Most tried-and-true New Yorkers, and perhaps even our more perceptive visitors, are captivated by the city’s pervasive promise of secret: The sense that behind any door or down any street, you just might discover the next big thing—a tiny piece of the city as of yet unconquered. For James Ramsey and Dan Barasch, that fantasy is increasingly becoming a reality thanks to the Lowline Lab, an experimental space on New York’s Lower East Side that offers a taste of the duo’s larger plan to transform an underground trolley terminal used in the 1930’s into a community garden and gathering place. So far, two ambitious, record-setting Kickstarter campaigns have led to the creation of the 1,100-square-foot lab located at 140 Essex Street, inside an aboveground former warehouse less than two blocks from the proposed site of the future Lowline.

At the start of the Archtober tour, Ramsey, co-founder and creator of the Lowline and principal of Raad Studio, explained his initial attraction to the “feeling of a raw, archaeological site” which, since the Lab’s opening in October 2015, has sustained more than 50 unique plant varieties and over 3,000 individual plants including tomatoes, mushrooms, and strawberries. Ramsey first began imagining how solar technology could be used to grow plants to fill unlit spaces in 2008, when he learned about the trolley terminal and was awed by what he calls “60,000 square feet of unused space, hiding in plain sight for decades.” Ramsey led the group through a row of subway turnstiles placed at the lab’s entrance into a welcome area that explains the history of the site and the lab’s solar technology.

Fundamentally, a system of tracking mirrors on the building’s roof are programmed to rotate in order to capture natural sunlight through the course of the day, explained Ramsey. The light gets reflected into smaller parabolic reflectors that concentrate the sunlight to nearly 30 times its natural intensity, while more mirrors and tubes direct the light onto a parabolic solar canopy constructed in aluminum that moderates and tempers the light at the various ratios needed to sustain living plants. “In a sense,” says Ramsey, “the garden is a mathematical graph of light, expressed via species.”

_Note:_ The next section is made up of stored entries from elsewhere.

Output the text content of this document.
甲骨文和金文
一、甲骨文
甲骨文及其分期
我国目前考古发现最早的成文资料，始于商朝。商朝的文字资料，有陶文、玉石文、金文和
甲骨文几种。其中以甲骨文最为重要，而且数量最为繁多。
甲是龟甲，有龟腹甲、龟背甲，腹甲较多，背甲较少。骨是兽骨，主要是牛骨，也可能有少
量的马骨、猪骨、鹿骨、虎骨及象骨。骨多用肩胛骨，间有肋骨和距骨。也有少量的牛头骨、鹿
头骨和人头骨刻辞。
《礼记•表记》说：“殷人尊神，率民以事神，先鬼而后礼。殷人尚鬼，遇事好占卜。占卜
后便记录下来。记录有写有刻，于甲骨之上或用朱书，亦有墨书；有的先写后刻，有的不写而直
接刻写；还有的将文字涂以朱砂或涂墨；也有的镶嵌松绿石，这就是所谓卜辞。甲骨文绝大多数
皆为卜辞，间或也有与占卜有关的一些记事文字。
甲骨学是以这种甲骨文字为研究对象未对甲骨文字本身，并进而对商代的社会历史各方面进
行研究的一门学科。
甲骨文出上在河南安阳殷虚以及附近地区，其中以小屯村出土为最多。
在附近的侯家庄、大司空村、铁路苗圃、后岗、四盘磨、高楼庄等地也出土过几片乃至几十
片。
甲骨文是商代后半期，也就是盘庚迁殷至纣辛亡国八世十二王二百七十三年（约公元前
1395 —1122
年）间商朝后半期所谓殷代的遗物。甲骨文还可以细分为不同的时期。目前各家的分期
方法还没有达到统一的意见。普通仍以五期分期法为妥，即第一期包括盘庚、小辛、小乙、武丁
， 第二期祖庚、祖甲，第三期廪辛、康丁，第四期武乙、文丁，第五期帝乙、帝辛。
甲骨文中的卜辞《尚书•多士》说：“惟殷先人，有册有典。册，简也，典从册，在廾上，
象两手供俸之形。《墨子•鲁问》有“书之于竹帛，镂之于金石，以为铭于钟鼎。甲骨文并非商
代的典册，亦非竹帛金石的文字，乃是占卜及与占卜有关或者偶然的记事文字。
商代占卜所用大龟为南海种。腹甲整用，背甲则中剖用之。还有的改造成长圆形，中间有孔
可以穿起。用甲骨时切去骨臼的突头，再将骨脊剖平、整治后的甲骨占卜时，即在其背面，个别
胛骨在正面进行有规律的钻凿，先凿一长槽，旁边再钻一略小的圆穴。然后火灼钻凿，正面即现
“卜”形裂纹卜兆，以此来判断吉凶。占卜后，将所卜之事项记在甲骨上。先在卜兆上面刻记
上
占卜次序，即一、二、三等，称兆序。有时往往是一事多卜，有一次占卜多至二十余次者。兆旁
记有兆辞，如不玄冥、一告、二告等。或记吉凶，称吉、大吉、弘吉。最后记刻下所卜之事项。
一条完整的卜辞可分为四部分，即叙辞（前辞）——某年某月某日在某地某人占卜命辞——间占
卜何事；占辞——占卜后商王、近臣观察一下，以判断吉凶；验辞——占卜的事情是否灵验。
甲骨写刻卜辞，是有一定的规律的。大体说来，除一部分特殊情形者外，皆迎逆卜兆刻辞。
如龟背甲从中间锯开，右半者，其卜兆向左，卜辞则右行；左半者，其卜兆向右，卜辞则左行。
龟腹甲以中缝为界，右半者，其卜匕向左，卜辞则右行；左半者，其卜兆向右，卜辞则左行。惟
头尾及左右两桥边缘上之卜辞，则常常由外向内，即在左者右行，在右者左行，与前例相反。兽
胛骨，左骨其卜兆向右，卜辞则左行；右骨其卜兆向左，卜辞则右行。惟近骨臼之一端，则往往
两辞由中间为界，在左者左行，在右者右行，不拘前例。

Of course, it takes a few more components to keep the garden flourishing, including a misting system, hoses, hand watering, and grow lights engineered to control the size, shape, color, texture and nutrition of the plants. The landscape design is a collaboration with Signe Nielsen of Mathews Nielsen Landscape Architects, while John Mini Distinctive Landscapes built the infrastructure and sourced the plants, which they still maintain. Monitoring is a key aspect of the project, as Ramsey and team are working to measure the impact of the spectrum, intensity, and distribution of the light. This data will then help them select the best plants for the ultimate Lowline.

Before sending the tour group up a flight of stairs and short ladder to see the roof’s solar technology first hand, Ramsey addressed questions and hinted at his team’s next steps, which include securing additional necessary funding from donors and grants and waiting for the city to finish constructing a wall inside the subway that would help open up the Lowline’s future site to the public. If all goes according to plan, Ramsey anticipates construction to begin before 2020. Until then, if you missed our Archtober tour of the Lowline Lab, the site is currently open to the public on weekends through March 2017!

About the author: Meghan Edwards is the Director of Digital Content and Strategy for AIANY and the Center for Architecture. Previously, she was the site editor for Interior Design magazine, where she was an editor for over 9 years following stints at Metropolis magazine and Christie’s auction house. Meghan graduated from Brown University in 2006 with a bachelor’s degree in the History of Art and Architecture.